-
Notifications
You must be signed in to change notification settings - Fork 2.2k
Open
Labels
type/bugSomething isn't workingSomething isn't working
Description
We are experiencing consistent segfault crashes of StarRocks Compute Nodes under high load on ARM64. We are running StarRocks 3.5.8 in shared data cluster mode.
There are seems to be multiple failure modes, here are some stats from roughly a week of running the nodes under highly concurrent load.
Platform: ARM64 CentOS (aarch64)
Version: StarRocks 3.5.8 (build 88ffb18)
Failure Mode 1: NodeChannel::is_full()
query_id:00000000-0000-0000-0000-000000000000, fragment_instance:00000000-0000-0000-0000-000000000000
*** Aborted at 1764152401 (unix time) try "date -d @1764152401" if you are using GNU date ***
PC: @ 0x457a4b4 starrocks::NodeChannel::is_full()
*** SIGSEGV (@0x6b736902e8) received by PID 719458 (TID 0xfffe9773fe40) LWP(720414) from PID 1936261864; stack trace: ***
@ 0xffff7e42ebc0 __pthread_once_slow
@ 0xa710bf0 google::(anonymous namespace)::FailureSignalHandler(int, siginfo_t*, void*)

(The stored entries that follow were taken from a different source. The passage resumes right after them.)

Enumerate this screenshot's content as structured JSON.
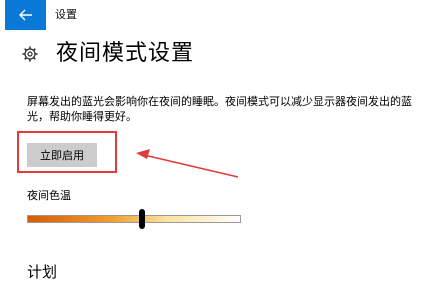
{
  "header": {
    "back_icon": "arrow-left-icon",
    "app_title": "设置"
  },
  "main": {
    "title_icon": "gear-icon",
    "title": "夜间模式设置",
    "description": "屏幕发出的蓝光会影响你在夜间的睡眠。夜间模式可以减少显示器夜间发出的蓝光，帮助你睡得更好。",
    "enable_now_label": "立即启用",
    "color_temp_label": "夜间色温",
    "color_temp_value": 0.54,
    "schedule_heading": "计划"
  },
  "colors": {
    "accent": "#0a78d7",
    "annotation": "#e03c3c",
    "slider_warm": "#d95a00",
    "button_bg": "#cccccc"
  }
}
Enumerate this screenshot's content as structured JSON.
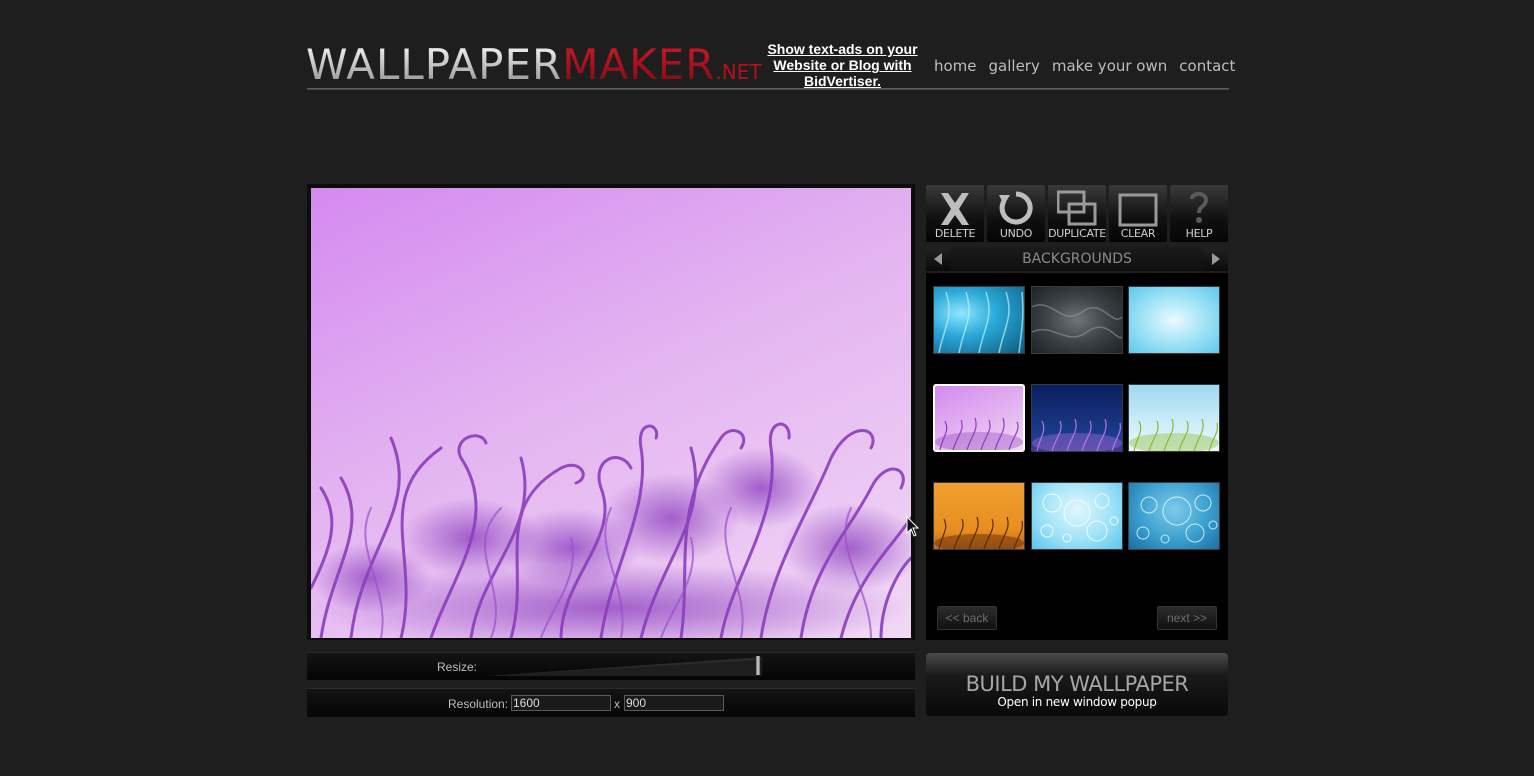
{
  "logo": {
    "part1": "WALLPAPER",
    "part2": "MAKER",
    "tld": ".NET"
  },
  "ad": {
    "text": "Show text-ads on your Website or Blog with BidVertiser."
  },
  "nav": {
    "items": [
      "home",
      "gallery",
      "make your own",
      "contact"
    ]
  },
  "toolbar": {
    "delete_label": "DELETE",
    "undo_label": "UNDO",
    "duplicate_label": "DUPLICATE",
    "clear_label": "CLEAR",
    "help_label": "HELP"
  },
  "category": {
    "title": "BACKGROUNDS"
  },
  "thumbnails": [
    {
      "name": "blue-flames",
      "selected": false
    },
    {
      "name": "gray-smoke",
      "selected": false
    },
    {
      "name": "light-blue-texture",
      "selected": false
    },
    {
      "name": "purple-grass",
      "selected": true
    },
    {
      "name": "navy-grass",
      "selected": false
    },
    {
      "name": "green-grass",
      "selected": false
    },
    {
      "name": "orange-grass",
      "selected": false
    },
    {
      "name": "light-bubbles",
      "selected": false
    },
    {
      "name": "blue-bubbles",
      "selected": false
    }
  ],
  "pager": {
    "back_label": "<< back",
    "next_label": "next >>"
  },
  "resize": {
    "label": "Resize:",
    "value": 0.975
  },
  "resolution": {
    "label": "Resolution:",
    "width": "1600",
    "separator": "x",
    "height": "900"
  },
  "build": {
    "title": "BUILD MY WALLPAPER",
    "subtitle": "Open in new window popup"
  },
  "colors": {
    "accent": "#b3121c",
    "background": "#1e1e1e",
    "canvas_bg": "#e3b4f0",
    "grass": "#8a3dbd"
  }
}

@ 0xffff7f4d6df0 PosixSignals::chained_handler(int, siginfo_t*, void*) [clone .part.0]
@ 0xffff7f4d77bc JVM_handle_linux_signal
@ 0xffff7fc5e830 ([vdso]+0x82f)
@ 0x457a4b4 starrocks::NodeChannel::is_full()
@ 0x4587278 std::_Function_handler<void (starrocks::NodeChannel*), starrocks::TabletSinkSender::is_full()::{lambda(starrocks::NodeChannel*)#1}>::_M_invoke(std::_Any_data const&, starrocks::NodeChannel*&&)
@ 0x4587cdc starrocks::TabletSinkSender::is_full()
@ 0x4563e48 starrocks::OlapTableSink::is_full()
@ 0x498a324 starrocks::pipeline::OlapTableSinkOperator::pending_finish() const
Failure Mode 2: NodeChannel::is_open_done()
query_id:00000000-0000-0000-0000-000000000000, fragment_instance:00000000-0000-0000-0000-000000000000
*** Aborted at 1764805833 (unix time) try "date -d @1764805833" if you are using GNU date ***
PC: @ 0x457a464 starrocks::NodeChannel::is_open_done()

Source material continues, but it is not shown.